MFCCs (Mel-Frequency Cepstral Coefficients): MFCCs capture the spectral envelope of audio signals and are compact feature representations. They are computed by taking the discrete cosine transform of log-scaled mel spectrogram values. The first 12-20 MFCC coefficients are typically used as features.
Suggested Approach
Data Preprocessing: Audio files in the dataset have varying sample rates. Resampling to a consistent rate (e.g., 22050 Hz) ensures uniform input dimensions. Clips shorter than 4 seconds can be padded with silence, while longer clips can be truncated or split. Normalization by mean and standard deviation stabilizes training.
Data Augmentation: Audio augmentation increases dataset diversity and improves generalization. Time shifting (circular shift of waveform), pitch shifting (frequency scaling), time stretching (duration scaling without pitch change), and adding background noise are common strategies. You can also apply augmentations in the spectrogram domain such as time masking or frequency masking (SpecAugment).
Representation and Architecture: Consider how you will represent audio for your neural network. Different representations (raw waveform, spectrograms, MFCCs) have different computational and modeling implications. The temporal and frequency dimensions of spectrograms have different characteristics—frequency features are more translation-invariant than time features.
Evaluation: Classification accuracy provides an overall performance measure for this balanced dataset. Per-class precision, recall, and F1-scores reveal which sound categories are most challenging. Confusion matrices show which classes are commonly confused, providing insight into acoustic similarities.
Cross-Validation: The dataset provides 10 folds for cross-validation. Training on 9 folds and testing on 1, then rotating through all folds, gives a robust performance estimate. This approach is computationally expensive but reduces variance in your results.
Dataset Considerations
The UrbanSound8K dataset has some important characteristics to consider:
Class Imbalance: While relatively balanced, some classes have fewer examples than others. Monitor per-class performance to ensure your model doesn’t overfit to common classes while ignoring rare ones.
Fold Structure: The 10-fold structure groups recordings from the same source together. This prevents train/test leakage where the same environment or recording device appears in both sets. Respect the fold boundaries in your splits.
Audio Quality Variation: Recordings come from diverse sources with different background noise levels, microphone quality, and recording distances. This variability makes the problem realistic but challenging. Your model should be robust to these variations.
Overlapping Sounds: Many clips contain background sounds in addition to the target sound. A dog bark might have traffic noise, or a siren might include ambient city sounds. This reflects real-world conditions and makes pure classification difficult.
Technical Notes
Computational Requirements: Processing raw audio or generating spectrograms can be memory-intensive for large batch sizes.
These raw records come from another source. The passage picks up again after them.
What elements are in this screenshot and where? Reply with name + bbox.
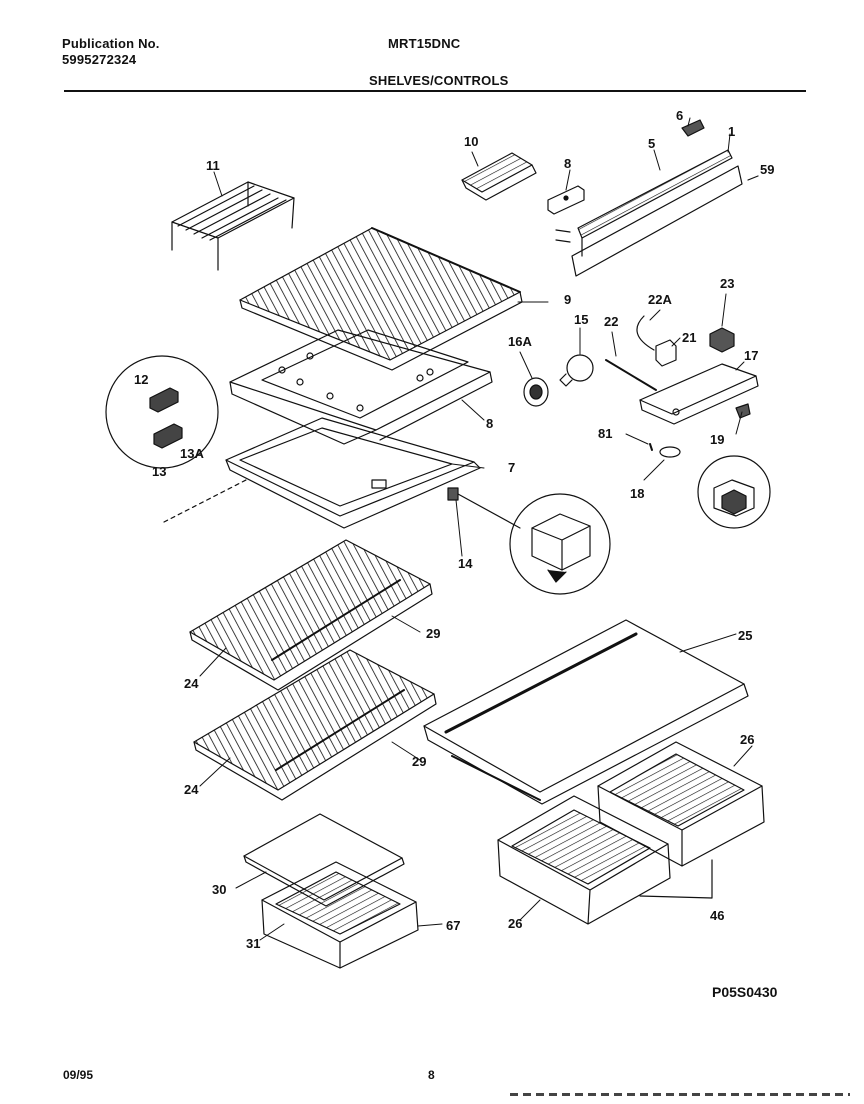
part-59-screw [747, 175, 759, 181]
callout-24-upper: 24 [184, 676, 199, 691]
callout-31: 31 [246, 936, 260, 951]
callout-81: 81 [598, 426, 612, 441]
callout-7: 7 [508, 460, 515, 475]
callout-25: 25 [738, 628, 752, 643]
part-14-switch [447, 487, 611, 595]
part-9-top-shelf [239, 227, 523, 371]
callout-29-upper: 29 [426, 626, 440, 641]
callout-8: 8 [486, 416, 493, 431]
part-26-crisper-right [597, 741, 765, 867]
callout-1: 1 [728, 124, 735, 139]
callout-8-top: 8 [564, 156, 571, 171]
part-5-trim-strip [555, 149, 743, 277]
publication-number: 5995272324 [62, 52, 137, 67]
callout-22a: 22A [648, 292, 672, 307]
header-rule [64, 90, 806, 92]
scan-edge-artifact [510, 1093, 850, 1096]
callout-5: 5 [648, 136, 655, 151]
callout-46: 46 [710, 908, 724, 923]
part-18-knob [659, 446, 681, 458]
callout-26-left: 26 [508, 916, 522, 931]
part-22a-wire [636, 315, 655, 351]
callout-9: 9 [564, 292, 571, 307]
callout-15: 15 [574, 312, 588, 327]
callout-24-lower: 24 [184, 782, 199, 797]
callout-18: 18 [630, 486, 644, 501]
part-21-connector [655, 339, 677, 367]
detail-circle-19 [697, 403, 771, 529]
page-number: 8 [428, 1068, 435, 1082]
part-26-crisper-left [497, 795, 671, 925]
model-number: MRT15DNC [388, 36, 461, 51]
leader-lines [199, 117, 753, 941]
part-17-control-housing [639, 363, 759, 425]
detail-circle-12-13 [105, 355, 219, 469]
callout-17: 17 [744, 348, 758, 363]
part-23-thermostat [709, 327, 735, 353]
part-8-bracket [547, 185, 585, 215]
part-81-screw [649, 443, 653, 451]
part-7-tray [225, 417, 481, 529]
callout-21: 21 [682, 330, 696, 345]
part-11-wire-rack [171, 181, 295, 271]
callout-13: 13 [152, 464, 166, 479]
callout-16a: 16A [508, 334, 532, 349]
part-29-shelf-lower [193, 649, 437, 801]
part-6-clip [681, 119, 705, 137]
callout-11: 11 [206, 158, 220, 173]
part-8-shelf-frame [229, 329, 493, 445]
leader-46 [639, 859, 713, 899]
part-31-meat-pan [261, 861, 419, 969]
part-25-crisper-cover [423, 619, 749, 805]
callout-22: 22 [604, 314, 618, 329]
revision-date: 09/95 [63, 1068, 94, 1082]
callout-14: 14 [458, 556, 473, 571]
callout-labels: 1 5 6 8 59 10 11 9 22A 23 15 16A 22 21 1… [134, 108, 774, 951]
callout-59: 59 [760, 162, 774, 177]
callout-13a: 13A [180, 446, 204, 461]
callout-12: 12 [134, 372, 148, 387]
part-15-bulb [559, 354, 594, 387]
section-title: SHELVES/CONTROLS [369, 73, 509, 88]
callout-30: 30 [212, 882, 226, 897]
part-10-ice-tray [461, 152, 537, 201]
callout-26-right: 26 [740, 732, 754, 747]
callout-19: 19 [710, 432, 724, 447]
callout-6: 6 [676, 108, 683, 123]
part-22-tube [605, 359, 657, 391]
drawing-code: P05S0430 [712, 984, 778, 1000]
part-16a-socket [523, 377, 549, 407]
part-29-shelf-upper [189, 539, 433, 691]
callout-10: 10 [464, 134, 478, 149]
callout-29-lower: 29 [412, 754, 426, 769]
publication-label: Publication No. [62, 36, 160, 51]
callout-23: 23 [720, 276, 734, 291]
callout-67: 67 [446, 918, 460, 933]
leader-13 [163, 479, 247, 523]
Pre-computing and caching spectrograms as images speeds up training significantly. A typical spectrogram might be 128×128 or 128×256 depending on your STFT parameters.
Sample Rate and Duration: The 4-second duration at 22050 Hz is reasonable for most neural network training. Higher sample rates increase temporal resolution but also computational cost and memory usage. Lower sample rates may lose high-frequency information relevant to distinguishing some sound classes.
Expected Outcomes
Your analysis should identify which sound classes are most difficult to classify and why. Examine confusion between similar classes (e.g., engine idling vs. car horn). Investigate how data augmentation and architectural choices affect generalization. Visualize learned filters or activation maps to understand what acoustic features the network learns.